Kaokoland is the ancestral homeland of the nomadic Himba tribe. The Himba are tall, slender and photogenic people of Herero origin. Especially the women are admired for their unusual scultptural features, their intricate hairstyles and traditional adornments. Furthermore, the Kaokoland is home to the famous “Desert Elephants” that migrate along river valleys in search for water and food.
The Skeleton Coast Park borders on the cold Atlantic Ocean in the west. It is often referred to as the “world’s shipping graveyard” and its attraction lies in its solitude as well as its formidable angling spots. Photographers have ample opportunity to practice their skills with the ever changing light and dune formations, against the backdrop of salt pans, gravel plains and hills.

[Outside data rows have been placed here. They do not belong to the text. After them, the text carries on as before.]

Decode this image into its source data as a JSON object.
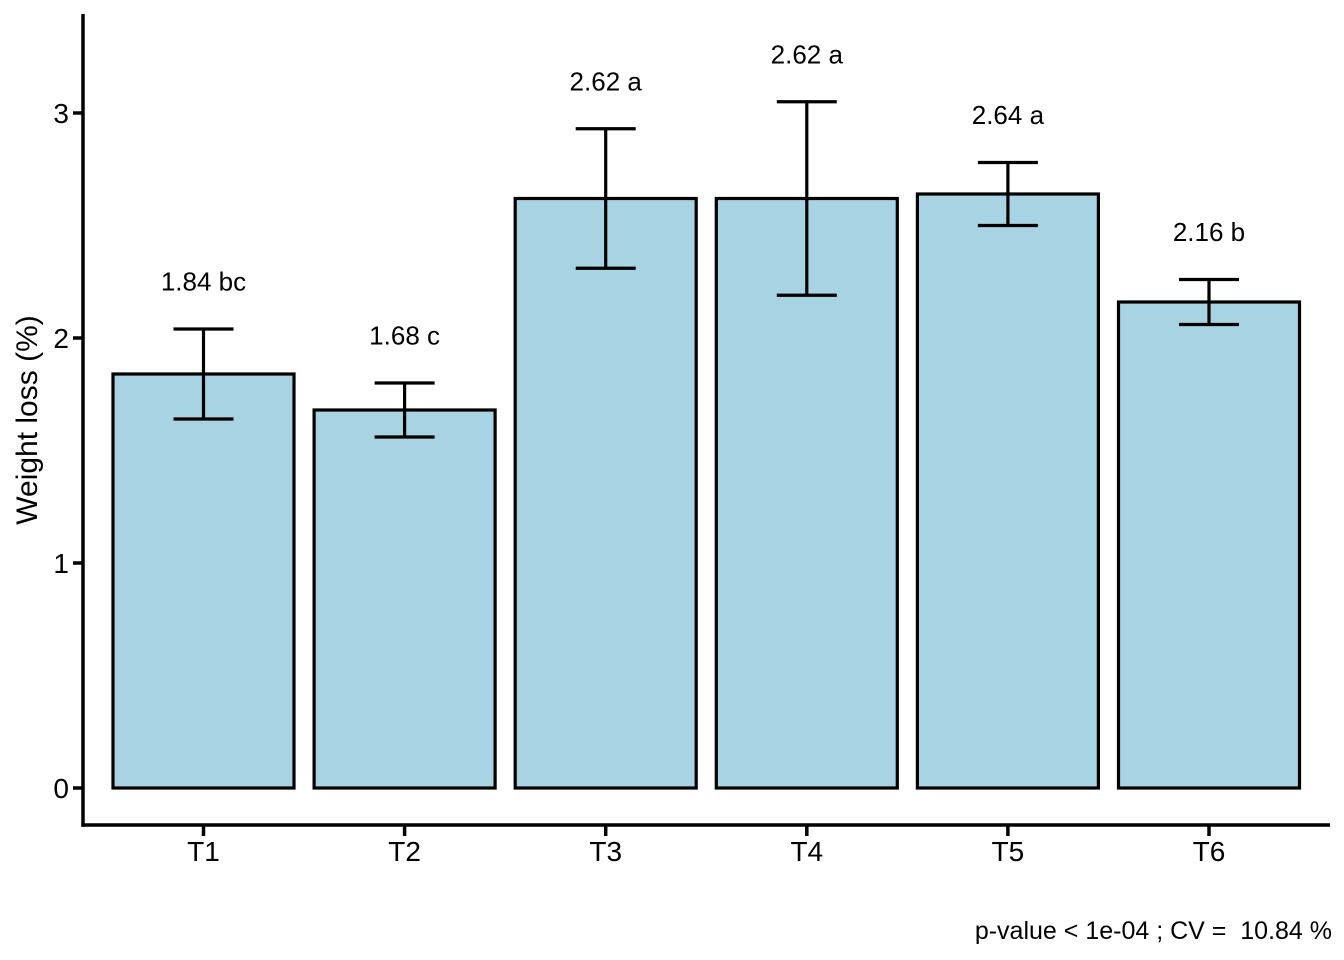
{
  "chart_data": {
    "type": "bar",
    "title": "",
    "categories": [
      "T1",
      "T2",
      "T3",
      "T4",
      "T5",
      "T6"
    ],
    "values": [
      1.84,
      1.68,
      2.62,
      2.62,
      2.64,
      2.16
    ],
    "errors": [
      0.2,
      0.12,
      0.31,
      0.43,
      0.14,
      0.1
    ],
    "bar_labels": [
      "1.84 bc",
      "1.68 c",
      "2.62 a",
      "2.62 a",
      "2.64 a",
      "2.16 b"
    ],
    "significance_groups": [
      "bc",
      "c",
      "a",
      "a",
      "a",
      "b"
    ],
    "xlabel": "",
    "ylabel": "Weight loss (%)",
    "yticks": [
      0,
      1,
      2,
      3
    ],
    "ylim": [
      -0.17,
      3.47
    ],
    "grid": false,
    "legend": false,
    "error_bars": "symmetric, capped",
    "caption": "p-value < 1e-04 ; CV =  10.84 %",
    "colors": {
      "bar_fill": "#A8D3E3",
      "bar_border": "#000000",
      "axis": "#000000",
      "text": "#000000",
      "background": "#FFFFFF"
    }
  }
}
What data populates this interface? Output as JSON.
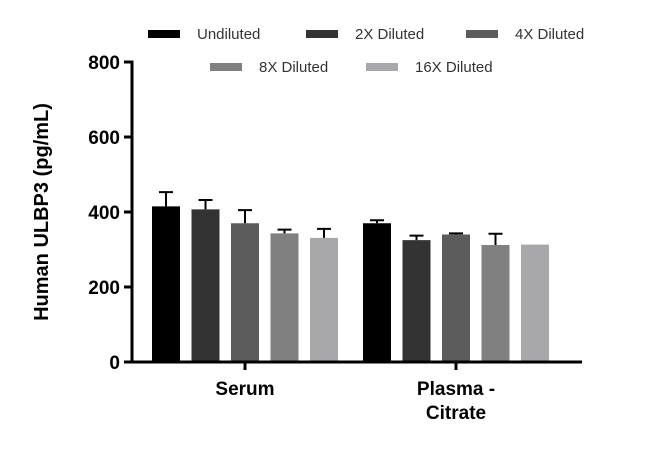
{
  "chart_data": {
    "type": "bar",
    "categories": [
      "Serum",
      "Plasma -\nCitrate"
    ],
    "ylabel": "Human ULBP3 (pg/mL)",
    "xlabel": "",
    "ylim": [
      0,
      800
    ],
    "yticks": [
      0,
      200,
      400,
      600,
      800
    ],
    "grid": false,
    "legend_position": "top",
    "error_bars": true,
    "series": [
      {
        "name": "Undiluted",
        "color": "#000000",
        "values": [
          415,
          370
        ],
        "errors": [
          38,
          8
        ]
      },
      {
        "name": "2X Diluted",
        "color": "#333333",
        "values": [
          407,
          325
        ],
        "errors": [
          25,
          12
        ]
      },
      {
        "name": "4X Diluted",
        "color": "#5c5c5c",
        "values": [
          370,
          340
        ],
        "errors": [
          35,
          3
        ]
      },
      {
        "name": "8X Diluted",
        "color": "#808080",
        "values": [
          343,
          312
        ],
        "errors": [
          10,
          30
        ]
      },
      {
        "name": "16X Diluted",
        "color": "#a8a8ab",
        "values": [
          331,
          313
        ],
        "errors": [
          24,
          0
        ]
      }
    ]
  }
}
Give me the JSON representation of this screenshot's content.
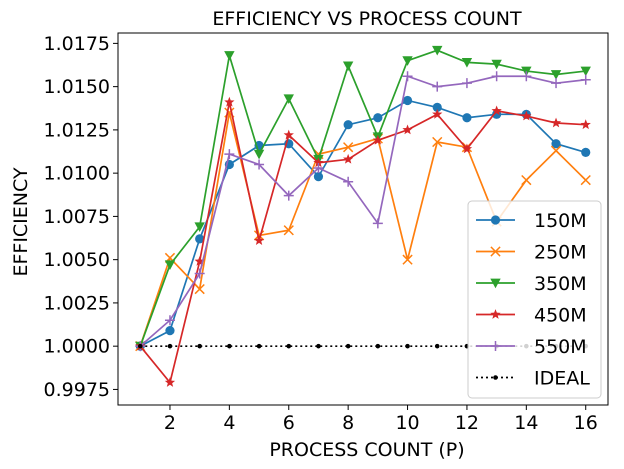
{
  "chart_data": {
    "type": "line",
    "title": "EFFICIENCY VS PROCESS COUNT",
    "xlabel": "PROCESS COUNT (P)",
    "ylabel": "EFFICIENCY",
    "xlim": [
      0.25,
      16.75
    ],
    "ylim": [
      0.9966,
      1.0181
    ],
    "xticks": [
      2,
      4,
      6,
      8,
      10,
      12,
      14,
      16
    ],
    "xtick_labels": [
      "2",
      "4",
      "6",
      "8",
      "10",
      "12",
      "14",
      "16"
    ],
    "yticks": [
      0.9975,
      1.0,
      1.0025,
      1.005,
      1.0075,
      1.01,
      1.0125,
      1.015,
      1.0175
    ],
    "ytick_labels": [
      "0.9975",
      "1.0000",
      "1.0025",
      "1.0050",
      "1.0075",
      "1.0100",
      "1.0125",
      "1.0150",
      "1.0175"
    ],
    "grid": false,
    "legend_position": "bottom-right",
    "x": [
      1,
      2,
      3,
      4,
      5,
      6,
      7,
      8,
      9,
      10,
      11,
      12,
      13,
      14,
      15,
      16
    ],
    "series": [
      {
        "name": "150M",
        "color": "#1f77b4",
        "marker": "circle",
        "values": [
          1.0,
          1.0009,
          1.0062,
          1.0105,
          1.0116,
          1.0117,
          1.0098,
          1.0128,
          1.0132,
          1.0142,
          1.0138,
          1.0132,
          1.0134,
          1.0134,
          1.0117,
          1.0112
        ]
      },
      {
        "name": "250M",
        "color": "#ff7f0e",
        "marker": "x",
        "values": [
          1.0,
          1.0051,
          1.0033,
          1.0135,
          1.0064,
          1.0067,
          1.0111,
          1.0115,
          1.012,
          1.005,
          1.0118,
          1.0115,
          1.0072,
          1.0096,
          1.0113,
          1.0096
        ]
      },
      {
        "name": "350M",
        "color": "#2ca02c",
        "marker": "triangle-down",
        "values": [
          1.0,
          1.0047,
          1.0069,
          1.0168,
          1.0111,
          1.0143,
          1.0108,
          1.0162,
          1.0121,
          1.0165,
          1.0171,
          1.0164,
          1.0163,
          1.0159,
          1.0157,
          1.0159
        ]
      },
      {
        "name": "450M",
        "color": "#d62728",
        "marker": "star",
        "values": [
          1.0,
          0.9979,
          1.0049,
          1.0141,
          1.0061,
          1.0122,
          1.0106,
          1.0108,
          1.0119,
          1.0125,
          1.0134,
          1.0114,
          1.0136,
          1.0133,
          1.0129,
          1.0128
        ]
      },
      {
        "name": "550M",
        "color": "#9467bd",
        "marker": "plus",
        "values": [
          1.0,
          1.0015,
          1.0042,
          1.0111,
          1.0105,
          1.0087,
          1.0103,
          1.0095,
          1.0071,
          1.0156,
          1.015,
          1.0152,
          1.0156,
          1.0156,
          1.0152,
          1.0154
        ]
      },
      {
        "name": "IDEAL",
        "color": "#000000",
        "marker": "dot",
        "linestyle": "dotted",
        "values": [
          1.0,
          1.0,
          1.0,
          1.0,
          1.0,
          1.0,
          1.0,
          1.0,
          1.0,
          1.0,
          1.0,
          1.0,
          1.0,
          1.0,
          1.0,
          1.0
        ]
      }
    ]
  }
}
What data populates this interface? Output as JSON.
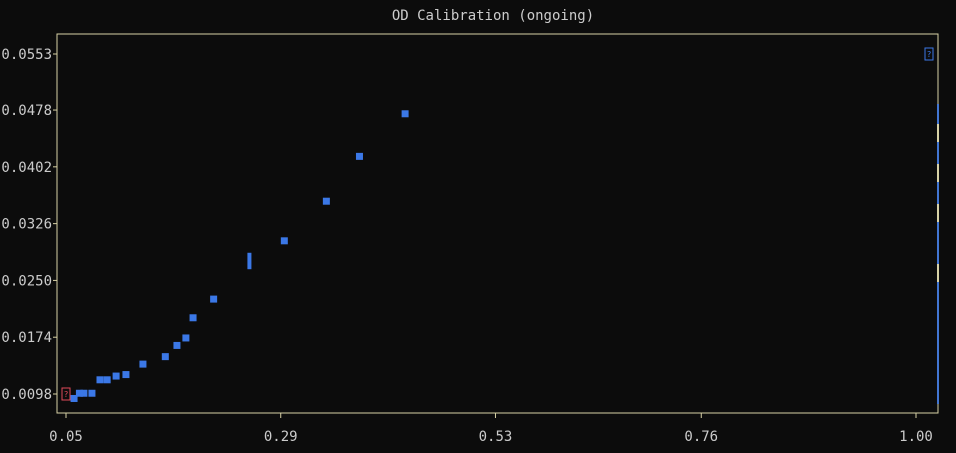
{
  "chart_data": {
    "type": "scatter",
    "title": "OD Calibration (ongoing)",
    "xlabel": "",
    "ylabel": "",
    "xlim": [
      0.05,
      1.01
    ],
    "ylim": [
      0.0076,
      0.0576
    ],
    "x_ticks": [
      "0.05",
      "0.29",
      "0.53",
      "0.76",
      "1.00"
    ],
    "y_ticks": [
      "0.0098",
      "0.0174",
      "0.0250",
      "0.0326",
      "0.0402",
      "0.0478",
      "0.0553"
    ],
    "grid": false,
    "colors": {
      "point": "#3b78e7",
      "frame": "#d8d2a6",
      "marker_red": "#e04a5a",
      "background": "#0c0c0c"
    },
    "series": [
      {
        "points": [
          [
            0.059,
            0.0092
          ],
          [
            0.065,
            0.0099
          ],
          [
            0.07,
            0.0099
          ],
          [
            0.079,
            0.0099
          ],
          [
            0.088,
            0.0117
          ],
          [
            0.096,
            0.0117
          ],
          [
            0.106,
            0.0122
          ],
          [
            0.117,
            0.0124
          ],
          [
            0.136,
            0.0138
          ],
          [
            0.161,
            0.0148
          ],
          [
            0.174,
            0.0163
          ],
          [
            0.184,
            0.0173
          ],
          [
            0.192,
            0.02
          ],
          [
            0.215,
            0.0225
          ],
          [
            0.294,
            0.0303
          ],
          [
            0.341,
            0.0356
          ],
          [
            0.378,
            0.0416
          ],
          [
            0.429,
            0.0473
          ]
        ]
      }
    ],
    "errorbar_point": {
      "x": 0.255,
      "y_low": 0.0265,
      "y_high": 0.0287
    },
    "right_edge_markers": [
      {
        "y": 0.0553,
        "symbol": "?"
      }
    ],
    "left_edge_markers": [
      {
        "y": 0.0098,
        "symbol": "?"
      }
    ]
  }
}
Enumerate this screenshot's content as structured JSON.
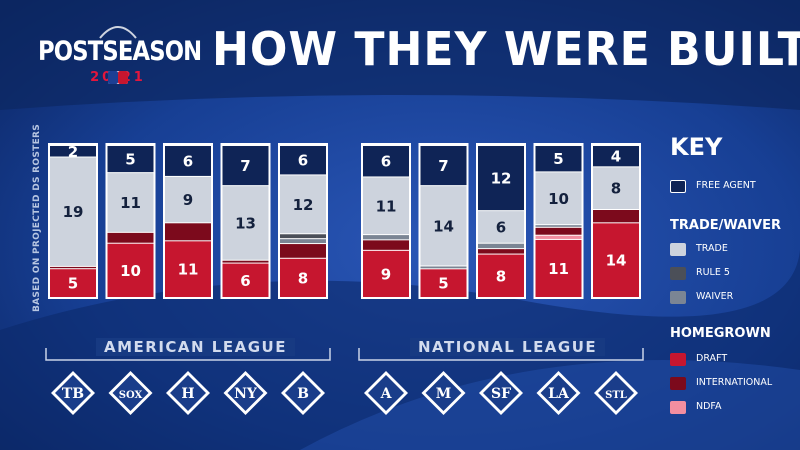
{
  "header": {
    "logo_text": "POSTSEASON",
    "logo_year": "20 21",
    "title": "HOW THEY WERE BUILT",
    "side_label": "BASED ON PROJECTED DS ROSTERS"
  },
  "colors": {
    "free_agent": "#0f2456",
    "trade": "#cdd3dd",
    "rule5": "#4b4f58",
    "waiver": "#7b8594",
    "draft": "#c6162f",
    "international": "#7c0a1c",
    "ndfa": "#f28ea0"
  },
  "chart_data": {
    "type": "stacked_bar",
    "stack_order_bottom_to_top": [
      "Draft",
      "NDFA",
      "International",
      "Waiver",
      "Rule 5",
      "Trade",
      "Free Agent"
    ],
    "groups": [
      {
        "name": "AMERICAN LEAGUE",
        "teams": [
          {
            "team": "Rays",
            "logo_text": "TB",
            "free_agent": 2,
            "trade": 19,
            "rule5": 0,
            "waiver": 0,
            "international": 0.4,
            "ndfa": 0,
            "draft": 5
          },
          {
            "team": "White Sox",
            "logo_text": "SOX",
            "free_agent": 5,
            "trade": 11,
            "rule5": 0,
            "waiver": 0,
            "international": 2,
            "ndfa": 0,
            "draft": 10
          },
          {
            "team": "Astros",
            "logo_text": "H",
            "free_agent": 6,
            "trade": 9,
            "rule5": 0,
            "waiver": 0,
            "international": 3.5,
            "ndfa": 0,
            "draft": 11
          },
          {
            "team": "Yankees",
            "logo_text": "NY",
            "free_agent": 7,
            "trade": 13,
            "rule5": 0,
            "waiver": 0,
            "international": 0.5,
            "ndfa": 0,
            "draft": 6
          },
          {
            "team": "Red Sox",
            "logo_text": "B",
            "free_agent": 6,
            "trade": 12,
            "rule5": 1,
            "waiver": 1,
            "international": 3,
            "ndfa": 0,
            "draft": 8
          }
        ]
      },
      {
        "name": "NATIONAL LEAGUE",
        "teams": [
          {
            "team": "Braves",
            "logo_text": "A",
            "free_agent": 6,
            "trade": 11,
            "rule5": 0,
            "waiver": 1,
            "international": 2,
            "ndfa": 0,
            "draft": 9
          },
          {
            "team": "Brewers",
            "logo_text": "M",
            "free_agent": 7,
            "trade": 14,
            "rule5": 0,
            "waiver": 0.5,
            "international": 0,
            "ndfa": 0,
            "draft": 5
          },
          {
            "team": "Giants",
            "logo_text": "SF",
            "free_agent": 12,
            "trade": 6,
            "rule5": 0,
            "waiver": 1,
            "international": 1,
            "ndfa": 0,
            "draft": 8
          },
          {
            "team": "Dodgers",
            "logo_text": "LA",
            "free_agent": 5,
            "trade": 10,
            "rule5": 0,
            "waiver": 0.5,
            "international": 1.5,
            "ndfa": 0.8,
            "draft": 11
          },
          {
            "team": "Cardinals",
            "logo_text": "STL",
            "free_agent": 4,
            "trade": 8,
            "rule5": 0,
            "waiver": 0,
            "international": 2.5,
            "ndfa": 0,
            "draft": 14
          }
        ]
      }
    ],
    "legend": {
      "title": "KEY",
      "sections": [
        {
          "heading": "",
          "items": [
            {
              "label": "FREE AGENT",
              "key": "free_agent"
            }
          ]
        },
        {
          "heading": "TRADE/WAIVER",
          "items": [
            {
              "label": "TRADE",
              "key": "trade"
            },
            {
              "label": "RULE 5",
              "key": "rule5"
            },
            {
              "label": "WAIVER",
              "key": "waiver"
            }
          ]
        },
        {
          "heading": "HOMEGROWN",
          "items": [
            {
              "label": "DRAFT",
              "key": "draft"
            },
            {
              "label": "INTERNATIONAL",
              "key": "international"
            },
            {
              "label": "NDFA",
              "key": "ndfa"
            }
          ]
        }
      ],
      "placement": "right"
    }
  }
}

Further down, to the west of Khorixas lies Twyfelfontein (meaning “doubtful mountain”), with its open air art-gallery of 2400 rock engravings which has World Heritage Status since 2007. Close by are also the Petrified Forest, the Burnt Mountain as well as the famous Organ Pipes, a series of angular dolerite columns exposed in a dry riverbed. Furthermore, this area offers more geological phenomena such as the 80 km long Ugab terraces, as well as the Vingerklip, a 35m high monolith which towers over the Ugab valley.